God doesn’t give grades, but if he did…

By | February 6, 2012

In the church tradition, we have something like “going above and beyond” in life. It’s called living the “evangelical counsels,” or the “counsels of perfection.”

We know the evangelical counsels as “poverty, chastity and obedience” and we are used to them being practiced by vowed members of religious communities. (Feb. 5 is World Day for Consecrated Life.) In fact, we might tend to think the evangelical counsels apply mostly to people who take religious vows. But the counsels belong to many other people.

Fr. Bonaventure Sauer, a Carmelite priest who is provincial delegate for secular Carmelites in Houston, Texas, said, “The fact that one lives the evangelical counsels as part of a vocation does not mean that they (the counsels) are not relevant and perhaps deeply significant for life in this world …”

He added that the evangelical counsels can aid “the task of our secular existence — namely, the task of living humanly, spiritually, morally good lives.”

It’s true that the counsels are not required — unless we take vows. Even then, they are not technically “required”. They are called “counsels,” as in “advice.”

Precepts, on the other hand, are required. “Precept” comes from the Latin word præcipere, meaning “to command.” And we do have commandments:

  • From the Old Testament, we have the Ten Commandments given to Moses.
  • From the New Testament, we have the commands of Christ: Love the Lord your God and love your neighbor. 

A grade “C” Christian can follow these and do very well. The world would be wonderful, in fact, if everyone aimed for the “grade C” level.

However, the more we know and love God, the more we will want to do. We will want to go above and beyond that “C.”

Falling in love is like that — you want to go above and beyond to show your love. Evangelical counsels do that — allow us to draw closer to God in love.

So where did the evangelical counsels come from?  From Jesus.

One was given — advised — in Mark’s Gospel (chap. 10): the story of the rich young man. He was a good man. He followed the commandments. We could say he was a “solid C.” But he wanted to do more. So he asked, “What must I do to inherit eternal life?”

Remember, he was already doing enough and that the Lord loved him for it. But, when asked, Jesus advised the young man to sell all he had, give it to the poor and “follow me.”

But the young man could not. He was just too attached to the things of this world. So he went away, sad. Does that mean he failed?

No. The Lord loved this man already, remember? It’s just that the young man wasn’t able to give up the things of this world (counsel of poverty) completely, for the things of God. Who knows, maybe he did later.

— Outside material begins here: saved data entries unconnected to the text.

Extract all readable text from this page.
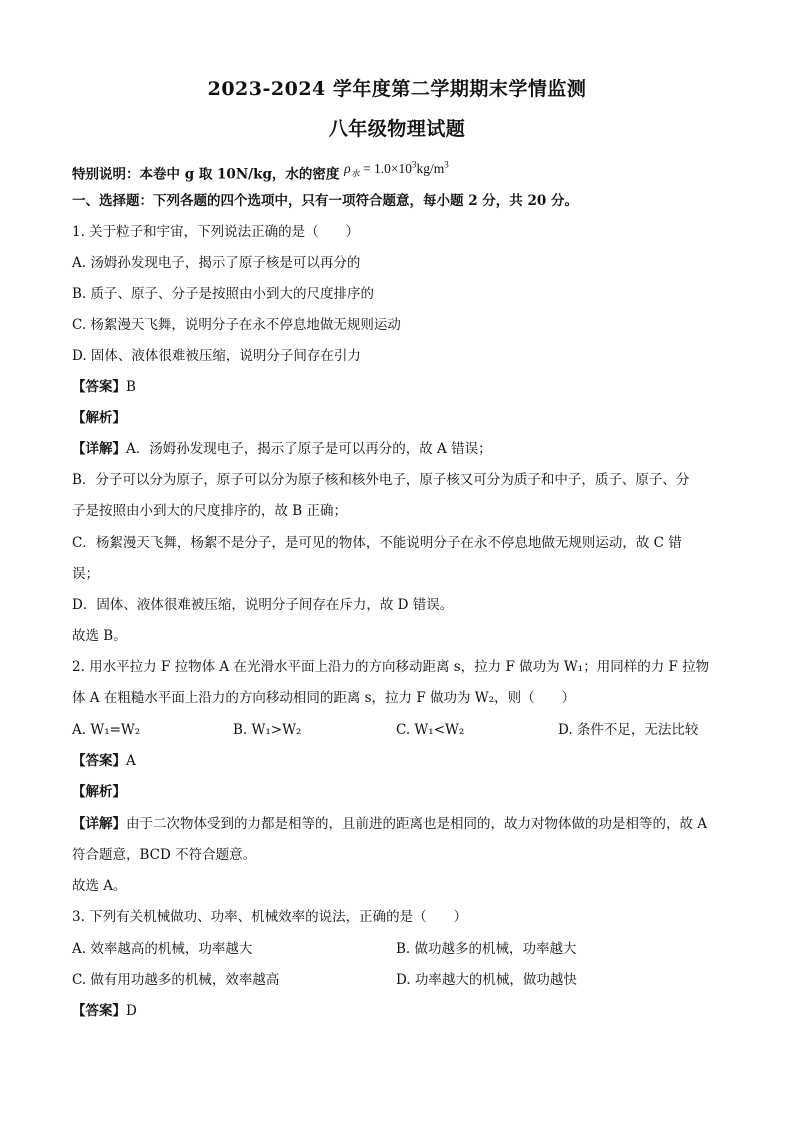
2023-2024 学年度第二学期期末学情监测
八年级物理试题
特别说明：本卷中 g 取 10N/kg，水的密度 $\rho_水 = 1.0\times 10^3kg/m^3$
一、选择题：下列各题的四个选项中，只有一项符合题意，每小题 2 分，共 20 分。
1. 关于粒子和宇宙，下列说法正确的是（　　）
A. 汤姆孙发现电子，揭示了原子核是可以再分的
B. 质子、原子、分子是按照由小到大的尺度排序的
C. 杨絮漫天飞舞，说明分子在永不停息地做无规则运动
D. 固体、液体很难被压缩，说明分子间存在引力
【答案】B
【解析】
【详解】A．汤姆孙发现电子，揭示了原子是可以再分的，故 A 错误；
B．分子可以分为原子，原子可以分为原子核和核外电子，原子核又可分为质子和中子，质子、原子、分
子是按照由小到大的尺度排序的，故 B 正确；
C．杨絮漫天飞舞，杨絮不是分子，是可见的物体，不能说明分子在永不停息地做无规则运动，故 C 错
误；
D．固体、液体很难被压缩，说明分子间存在斥力，故 D 错误。
故选 B。
2. 用水平拉力 F 拉物体 A 在光滑水平面上沿力的方向移动距离 s，拉力 F 做功为 W₁；用同样的力 F 拉物
体 A 在粗糙水平面上沿力的方向移动相同的距离 s，拉力 F 做功为 W₂，则（　　）
A. W₁=W₂	B. W₁>W₂	C. W₁<W₂	D. 条件不足，无法比较
【答案】A
【解析】
【详解】由于二次物体受到的力都是相等的，且前进的距离也是相同的，故力对物体做的功是相等的，故 A
符合题意，BCD 不符合题意。
故选 A。
3. 下列有关机械做功、功率、机械效率的说法，正确的是（　　）
A. 效率越高的机械，功率越大	B. 做功越多的机械，功率越大
C. 做有用功越多的机械，效率越高	D. 功率越大的机械，做功越快
【答案】D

And the other counsels? Well, Matthew’s version of the story of the rich young man is preceded by this advice from Jesus: “Some are incapable of marriage … because they have renounced marriage for the sake of the kingdom of heaven” (19:12).

Here Jesus is speaking about living chastely (and singly) “for the sake of the kingdom.” (Yes, married people live chastely by offering faithful love to their spouses.) This saying of Jesus is sometimes used to refer to the evangelical counsel of chastity.

The one who lives a single and chaste life for God directs their love first and foremost to the person of Jesus. But they also, in turn, direct their love toward others in a special way because of Jesus. This is what Blessed Mother Teresa was able to do — see her beloved Lord’s face in his suffering children and love them because of him.

Many people — even those who are not in religious life — offer that same type of love to the sick, lonely and poor, as well as to friends, families and colleagues.

The evangelical counsel of obedience is not as easily linked to a particular saying of Jesus. However, the Lord’s own single-hearted obedience to the will of his Father is certainly an example.

The ability to focus more and more on things of eternity — where God is — helps those who practice the evangelical counsels focus less on the things of this world. It helps them be more alert — and instantly obedient — whenever they hear their beloved Lord’s voice.

And we all benefit.

As the fathers of the Second Vatican Council said in their document on the church (Lumen Gentium), “This practice of the counsels, under the impulse of the Holy Spirit, undertaken by many Christians, either privately or in a church-approved condition or state of life, gives and must give in the world an outstanding witness and example of … holiness.”

Those who follow the evangelical counsels — whether through public vows or private commitment — can more easily focus on the things to come. As the rich young man could not, they can more freely give things away and live in poverty. The same is true of living chastely and obediently.

So anyone — single, married, ordained or in religious life — who practices the evangelical counsels strives for an A. But not out of ambition or desire for success in the world. No, they do it out of a deeply personal love of God.